Official data from the Department for Transport (DfT) by the AA shows reveals that a third of England’s local roads are in urgent need of repair.

These local ‘B’ and ‘C’ roads account for around 28% of all roads in England. Local ‘A’ roads and motorways account for around 9% of the Local Authority managed road network, carrying approximately one-third of all traffic

A colourful picture

In the year ending March 2022, 6% of ‘B’ and ‘C’ rods were categorised as red, while 28% were amber and two-thirds (66%) were green.

Red means that the road needs maintenance, amber suggests maintenance required soon and green equates to no further investigation or work is needed at this time.

Derbyshire Council has the worst B and C roads, with a quarter (24%) in need of repair.

In the year ending March 2022, 4% of local ‘A’ roads were categorised as red.

The majority of roads were categorised as green at 72%, followed by amber at 24%. These proportions remained the same as those seen in the year ending March 2021.

The percentage of local ‘A’ roads categorised as red has remained at 4% since the year ending March 2020.

Of the 109 local authorities providing data for the year ending March 2022, 46 reported 2% or fewer red ‘A’ roads. However, three local authorities reported greater than 10%.

When looking at the proportion of ‘A’ roads categorised as red over time: 79% of local authorities reported an improvement or no change in the proportion of ‘A’ roads categorised as red between the years ending March 2013 and 2022, where data was available for both time periods.

Cuts will mean more holes

Looking at shorter term trends, 60% of local authorities reported an improvement or no change in the proportion of red ‘A’ roads since the year ending March 2019.

Jack Cousens, head of roads policy for the AA, said: “Roads across the country are in an awful state and with winter just around the corner the plague of potholes will only spread.

“Local roads are at great risk of becoming dangerous and need significant investment to make them safe,” he says.

“Our local roads cannot take another round of cuts. The Prime Minister and Chancellor should avoid slashing local road investment later this month.”

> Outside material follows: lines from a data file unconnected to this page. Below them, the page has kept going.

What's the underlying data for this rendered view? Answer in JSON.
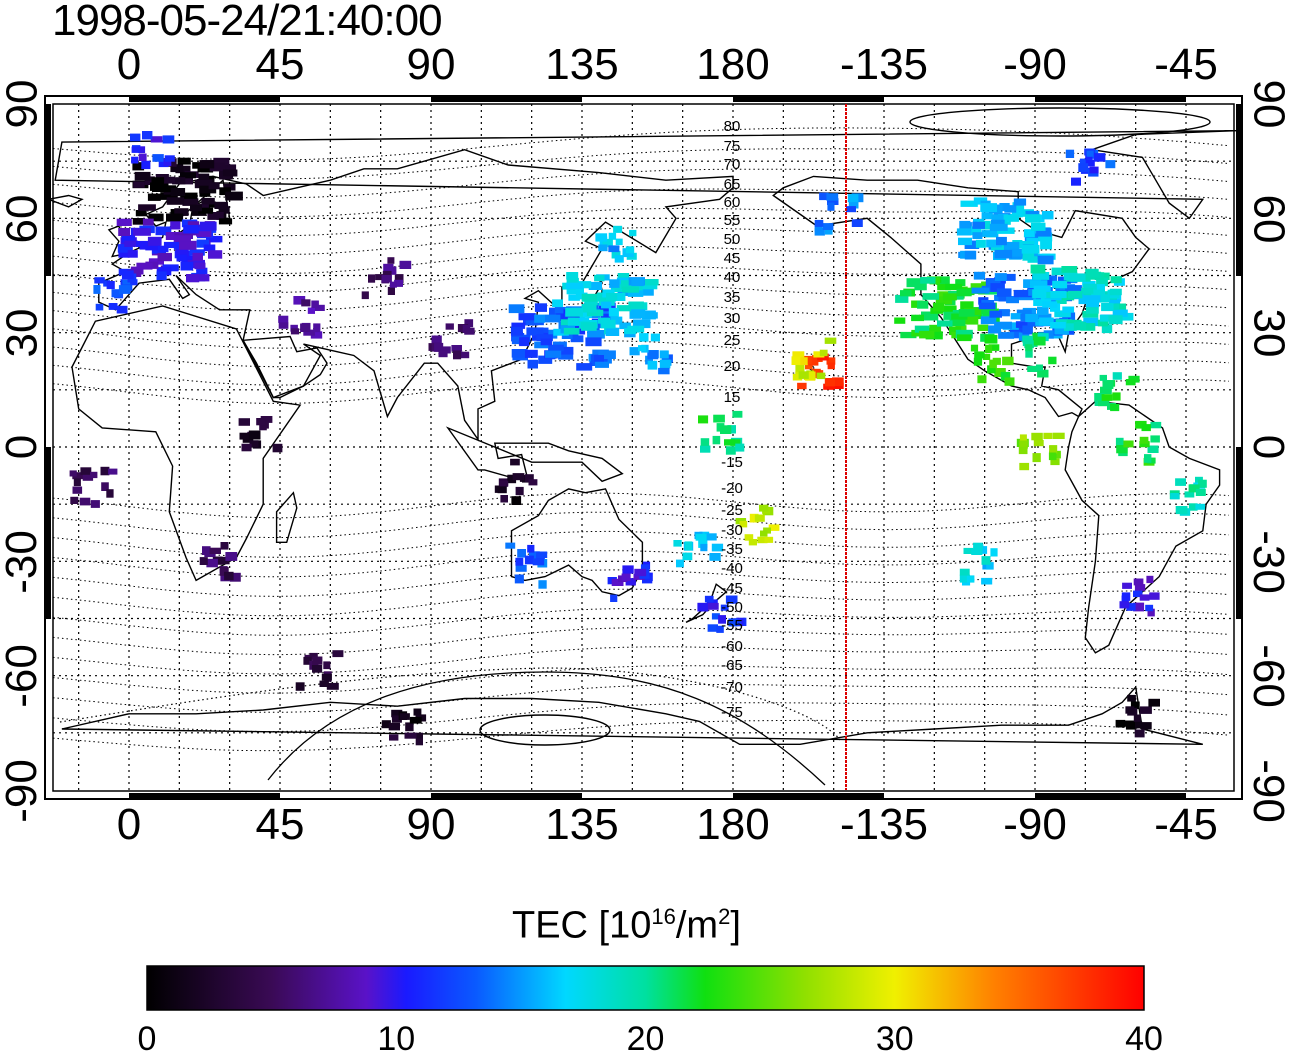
{
  "title": "1998-05-24/21:40:00",
  "lon_ticks": [
    "0",
    "45",
    "90",
    "135",
    "180",
    "-135",
    "-90",
    "-45"
  ],
  "lat_ticks": [
    "90",
    "60",
    "30",
    "0",
    "-30",
    "-60",
    "-90"
  ],
  "contour_labels_north": [
    "80",
    "75",
    "70",
    "65",
    "60",
    "55",
    "50",
    "45",
    "40",
    "35",
    "30",
    "25",
    "20",
    "15"
  ],
  "contour_labels_south": [
    "-15",
    "-20",
    "-25",
    "-30",
    "-35",
    "-40",
    "-45",
    "-50",
    "-55",
    "-60",
    "-65",
    "-70",
    "-75"
  ],
  "colorbar": {
    "label_main": "TEC  [10",
    "label_sup1": "16",
    "label_mid": "/m",
    "label_sup2": "2",
    "label_end": "]",
    "ticks": [
      "0",
      "10",
      "20",
      "30",
      "40"
    ],
    "min": 0,
    "max": 40
  },
  "colors": {
    "terminator": "#dd0000",
    "coast": "#000000"
  },
  "tec_clusters": [
    {
      "region": "north-europe",
      "lon": 15,
      "lat": 68,
      "tec": 1
    },
    {
      "region": "europe",
      "lon": 10,
      "lat": 52,
      "tec": 10
    },
    {
      "region": "europe-west",
      "lon": -5,
      "lat": 42,
      "tec": 12
    },
    {
      "region": "greenland-atlantic",
      "lon": 5,
      "lat": 80,
      "tec": 11
    },
    {
      "region": "central-asia",
      "lon": 75,
      "lat": 45,
      "tec": 6
    },
    {
      "region": "middle-east",
      "lon": 50,
      "lat": 35,
      "tec": 7
    },
    {
      "region": "india-tibet",
      "lon": 95,
      "lat": 30,
      "tec": 5
    },
    {
      "region": "east-asia",
      "lon": 127,
      "lat": 30,
      "tec": 13
    },
    {
      "region": "japan",
      "lon": 140,
      "lat": 38,
      "tec": 17
    },
    {
      "region": "siberia-east",
      "lon": 145,
      "lat": 55,
      "tec": 16
    },
    {
      "region": "pacific-north",
      "lon": 155,
      "lat": 25,
      "tec": 15
    },
    {
      "region": "hawaii",
      "lon": -155,
      "lat": 20,
      "tec": 38
    },
    {
      "region": "hawaii-edge",
      "lon": -158,
      "lat": 24,
      "tec": 29
    },
    {
      "region": "pacific-mid",
      "lon": 175,
      "lat": 5,
      "tec": 21
    },
    {
      "region": "pacific-south",
      "lon": 185,
      "lat": -20,
      "tec": 28
    },
    {
      "region": "fiji",
      "lon": 168,
      "lat": -25,
      "tec": 17
    },
    {
      "region": "new-zealand",
      "lon": 175,
      "lat": -42,
      "tec": 11
    },
    {
      "region": "australia-east",
      "lon": 148,
      "lat": -35,
      "tec": 10
    },
    {
      "region": "australia-west",
      "lon": 117,
      "lat": -30,
      "tec": 13
    },
    {
      "region": "indonesia",
      "lon": 115,
      "lat": -8,
      "tec": 2
    },
    {
      "region": "africa-east",
      "lon": 38,
      "lat": 5,
      "tec": 3
    },
    {
      "region": "africa-south",
      "lon": 25,
      "lat": -28,
      "tec": 5
    },
    {
      "region": "africa-west",
      "lon": -12,
      "lat": -10,
      "tec": 5
    },
    {
      "region": "antarctica-ring",
      "lon": 80,
      "lat": -72,
      "tec": 2
    },
    {
      "region": "southern-ocean",
      "lon": 55,
      "lat": -58,
      "tec": 4
    },
    {
      "region": "alaska",
      "lon": -150,
      "lat": 62,
      "tec": 14
    },
    {
      "region": "canada",
      "lon": -100,
      "lat": 58,
      "tec": 16
    },
    {
      "region": "arctic-canada",
      "lon": -75,
      "lat": 75,
      "tec": 12
    },
    {
      "region": "usa-west",
      "lon": -118,
      "lat": 37,
      "tec": 22
    },
    {
      "region": "usa-central",
      "lon": -95,
      "lat": 38,
      "tec": 14
    },
    {
      "region": "usa-east",
      "lon": -78,
      "lat": 40,
      "tec": 18
    },
    {
      "region": "mexico",
      "lon": -105,
      "lat": 22,
      "tec": 23
    },
    {
      "region": "gulf",
      "lon": -88,
      "lat": 25,
      "tec": 20
    },
    {
      "region": "caribbean",
      "lon": -68,
      "lat": 15,
      "tec": 21
    },
    {
      "region": "south-america-north",
      "lon": -60,
      "lat": 2,
      "tec": 22
    },
    {
      "region": "south-america-east",
      "lon": -45,
      "lat": -12,
      "tec": 19
    },
    {
      "region": "south-america-south",
      "lon": -60,
      "lat": -38,
      "tec": 10
    },
    {
      "region": "patagonia",
      "lon": -62,
      "lat": -70,
      "tec": 1
    },
    {
      "region": "galapagos",
      "lon": -90,
      "lat": 0,
      "tec": 26
    },
    {
      "region": "easter",
      "lon": -108,
      "lat": -30,
      "tec": 17
    }
  ]
}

Unclassified roads make up three fifths of roads maintained by councils. The proportion of the unclassified road network categorised as red has fluctuated between 15% and 18% since measurement started in March 2007, and currently stands at 15%.

A bumpy ride

The state of the nations potholed roads has been a major concern for specialists and the public alike for many years. Anecdotal evidence disputes the official line that road conditions are stable. However, the official stats still reveal that conditions are not improving. The mild winters as well as lower traffic volumes during and since the pandemic hint that the problems could get seriously worse over the coming winter months. Icy conditions, snowfalls and salting and gritting will all aggravate the problems that already exist.This will only be exacerbated by government funding cuts as resources are directed at priority areas.

RAC head of roads policy Nicholas Lyes says it “does not bode well”.

RAC research shows that the majority of drivers believe local road conditions have worsened in the past 12 months. Its Pothole Index suggests drivers are around 1.5 times more likely to suffer a pothole-related breakdown than they were in 2006.

“A lack of adequate funding for the nation’s local roads remains the biggest issue and drivers will be wincing if any further cuts to budgets are announced in the forthcoming Autumn Statement,” continued Lyes.

“Cutting pothole funds would be huge backward step, heaping yet more misery onto drivers and businesses who will need to fork out for costly repairs to vehicles, while also increasing the risk of roads becoming safety hazards for cyclists.”

On the level

Department for Transport figures show that there was a slight improvement in the number of local roads categorised as ‘green’ – where no further investigation or work is required – since the year ending March 2021, rising from 64 to 66%.

There was also a slight decrease in the proportion of amber roads – where maintenance may be required soon – from 29 to 28%. Red roads – which should ‘be considered for maintenance – remained at six per cent.